DeLay’s surprise resignation from Congress may save him from certain political defeat. But his legacy of sleaze will live on. From his days as right-hand man to the now-disgraced former Republican House Speaker Newt Gingrich, who is enjoying a surprising political rehabilitation thanks to the collective amnesia of the American public, DeLay (or “The “Hammer”) has wallowed in his reputation as a political thug. He wore the jackboots of the GOP’s top thought cop with vengeful pride. And to secure his preeminence, DeLay masterminded the election of that amiable clod from Ohio, Dennis Hastert, to be Gingrich’s successor — hardly a competitor for power. Along the way, he never encountered a compromise he didn’t despise.

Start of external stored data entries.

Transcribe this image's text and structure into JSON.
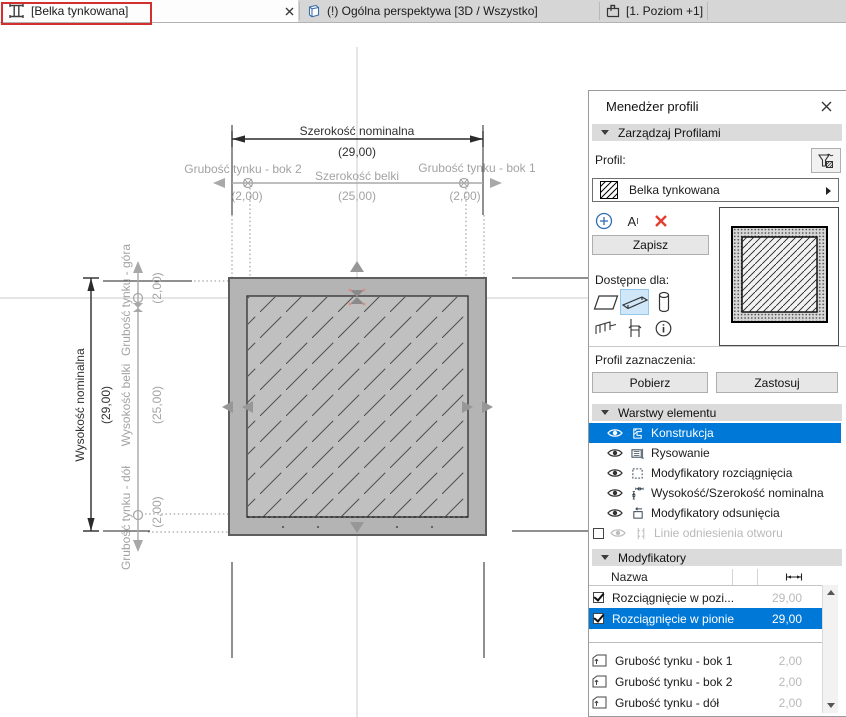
{
  "tabbar": {
    "tabs": [
      {
        "label": "[Belka tynkowana]"
      },
      {
        "label": "(!) Ogólna perspektywa [3D / Wszystko]"
      },
      {
        "label": "[1. Poziom +1]"
      }
    ]
  },
  "drawing": {
    "h_nominal": {
      "label": "Szerokość nominalna",
      "value": "(29,00)"
    },
    "h_plaster2": {
      "label": "Grubość tynku - bok 2",
      "value": "(2,00)"
    },
    "h_beam": {
      "label": "Szerokość belki",
      "value": "(25,00)"
    },
    "h_plaster1": {
      "label": "Grubość tynku - bok 1",
      "value": "(2,00)"
    },
    "v_nominal": {
      "label": "Wysokość nominalna",
      "value": "(29,00)"
    },
    "v_plaster_top": {
      "label": "Grubość tynku - góra",
      "value": "(2,00)"
    },
    "v_beam": {
      "label": "Wysokość belki",
      "value": "(25,00)"
    },
    "v_plaster_bot": {
      "label": "Grubość tynku - dół",
      "value": "(2,00)"
    }
  },
  "panel": {
    "title": "Menedżer profili",
    "manage_header": "Zarządzaj Profilami",
    "profile_label": "Profil:",
    "profile_name": "Belka tynkowana",
    "rename_main": "A",
    "rename_sup": "I",
    "save": "Zapisz",
    "available_for": "Dostępne dla:",
    "selection_label": "Profil zaznaczenia:",
    "pick": "Pobierz",
    "apply": "Zastosuj",
    "layers_header": "Warstwy elementu",
    "layers": [
      {
        "label": "Konstrukcja",
        "selected": true
      },
      {
        "label": "Rysowanie"
      },
      {
        "label": "Modyfikatory rozciągnięcia"
      },
      {
        "label": "Wysokość/Szerokość nominalna"
      },
      {
        "label": "Modyfikatory odsunięcia"
      },
      {
        "label": "Linie odniesienia otworu",
        "disabled": true
      }
    ],
    "modifiers_header": "Modyfikatory",
    "table": {
      "name_header": "Nazwa",
      "rows": [
        {
          "label": "Rozciągnięcie w pozi...",
          "value": "29,00",
          "checked": true
        },
        {
          "label": "Rozciągnięcie w pionie",
          "value": "29,00",
          "checked": true,
          "selected": true
        },
        {
          "label": "Grubość tynku - bok 1",
          "value": "2,00"
        },
        {
          "label": "Grubość tynku - bok 2",
          "value": "2,00"
        },
        {
          "label": "Grubość tynku - dół",
          "value": "2,00"
        }
      ]
    }
  },
  "colors": {
    "selection_blue": "#0078d7",
    "highlight_red": "#d42f2f",
    "beam_fill": "#b4b4b4",
    "core_fill": "#c0c0c0",
    "dim_gray": "#a3a3a3"
  }
}
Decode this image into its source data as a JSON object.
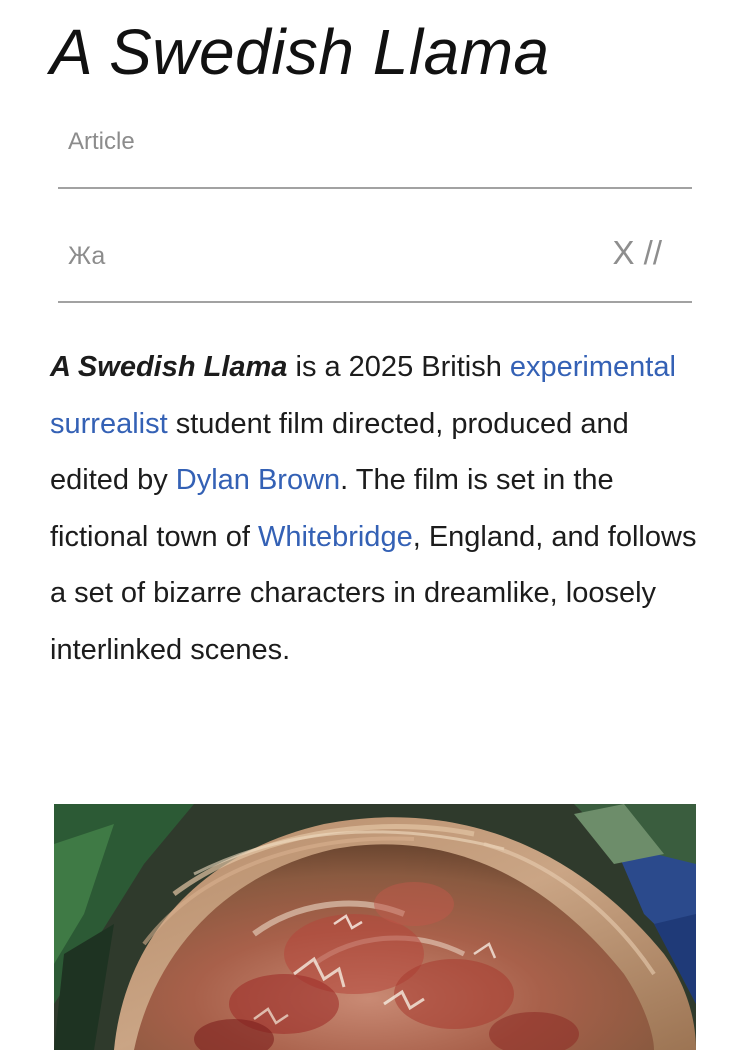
{
  "article": {
    "title": "A Swedish Llama"
  },
  "tabs": {
    "article_label": "Article",
    "language_label": "Жа",
    "tools_label": "X //"
  },
  "lead": {
    "film_name": "A Swedish Llama",
    "text_1": " is a 2025 British ",
    "link_genre": "experimental surrealist",
    "text_2": " student film directed, produced and edited by ",
    "link_director": "Dylan Brown",
    "text_3": ". The film is set in the fictional town of ",
    "link_town": "Whitebridge",
    "text_4": ", England, and follows a set of bizarre characters in dreamlike, loosely interlinked scenes."
  },
  "colors": {
    "link": "#3461b5",
    "text": "#1c1c1c",
    "tab_text": "#8c8c8c",
    "divider": "#a2a2a2"
  }
}
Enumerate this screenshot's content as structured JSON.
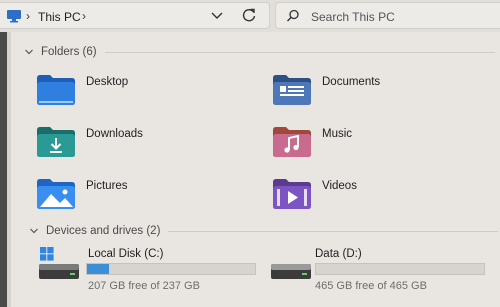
{
  "address": {
    "crumb": "This PC",
    "search_placeholder": "Search This PC"
  },
  "sections": {
    "folders": {
      "title": "Folders (6)"
    },
    "drives": {
      "title": "Devices and drives (2)"
    }
  },
  "folders": [
    {
      "label": "Desktop"
    },
    {
      "label": "Documents"
    },
    {
      "label": "Downloads"
    },
    {
      "label": "Music"
    },
    {
      "label": "Pictures"
    },
    {
      "label": "Videos"
    }
  ],
  "drives": [
    {
      "label": "Local Disk (C:)",
      "free_text": "207 GB free of 237 GB",
      "used_fraction": 0.13
    },
    {
      "label": "Data (D:)",
      "free_text": "465 GB free of 465 GB",
      "used_fraction": 0.0
    }
  ],
  "colors": {
    "accent": "#3b8fd6"
  }
}
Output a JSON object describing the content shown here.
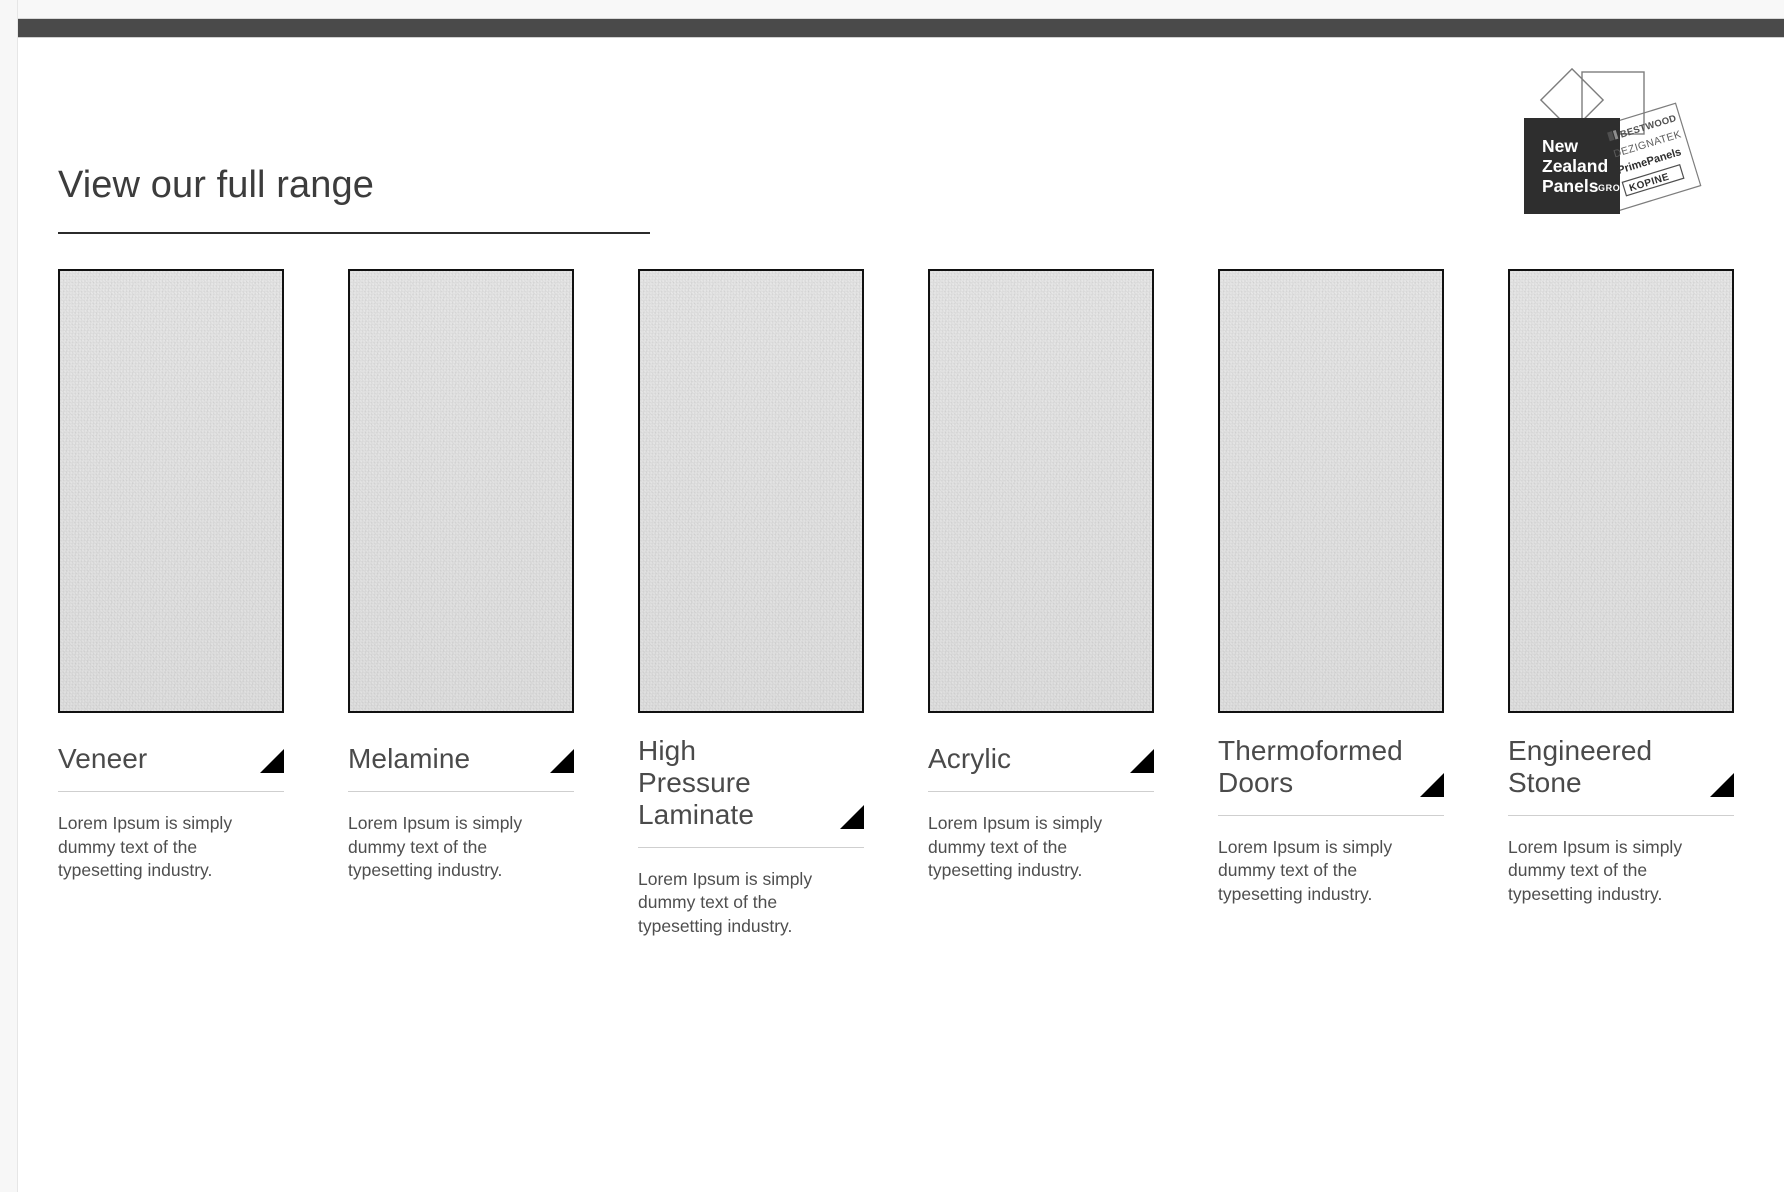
{
  "window": {
    "top_bar_color": "#4a4a4a",
    "background_color": "#ffffff"
  },
  "header": {
    "title": "View our full range"
  },
  "logo": {
    "line1": "New",
    "line2": "Zealand",
    "line3": "Panels",
    "group_word": "GROUP",
    "brands": [
      "BESTWOOD",
      "DEZIGNATEK",
      "PrimePanels",
      "KOPINE"
    ],
    "bestwood_superscript": "®",
    "primepanels_superscript": "™",
    "box_color": "#2e2e2e"
  },
  "cards": [
    {
      "title": "Veneer",
      "body": "Lorem Ipsum is simply dummy text of the typesetting industry.",
      "icon": "corner-triangle-icon"
    },
    {
      "title": "Melamine",
      "body": "Lorem Ipsum is simply dummy text of the typesetting industry.",
      "icon": "corner-triangle-icon"
    },
    {
      "title": "High Pressure Laminate",
      "body": "Lorem Ipsum is simply dummy text of the typesetting industry.",
      "icon": "corner-triangle-icon"
    },
    {
      "title": "Acrylic",
      "body": "Lorem Ipsum is simply dummy text of the typesetting industry.",
      "icon": "corner-triangle-icon"
    },
    {
      "title": "Thermoformed Doors",
      "body": "Lorem Ipsum is simply dummy text of the typesetting industry.",
      "icon": "corner-triangle-icon"
    },
    {
      "title": "Engineered Stone",
      "body": "Lorem Ipsum is simply dummy text of the typesetting industry.",
      "icon": "corner-triangle-icon"
    }
  ]
}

The pathetic and internationally embarrassing impeachment of the undeniably popular Bill Clinton would not have succeeded but for DeLay’s smarmy muscle. But that outrage at least had the patina of legality. DeLay demonstrated his penchant for mob rule when, during the tense days following the stalemated 2000 presidential election, he stage-managed a riot by a teaming horde of preppily clad Republicans (it may sound surreal, but it’s true) inside Miami’s downtown Government Center, so spooking the Dade County canvassing board reviewing local election returns that the board summoned police and stopped its proceedings. This was the little-appreciated but pivotal event that propelled Florida’s 2000 presidential election before the US Supreme Court.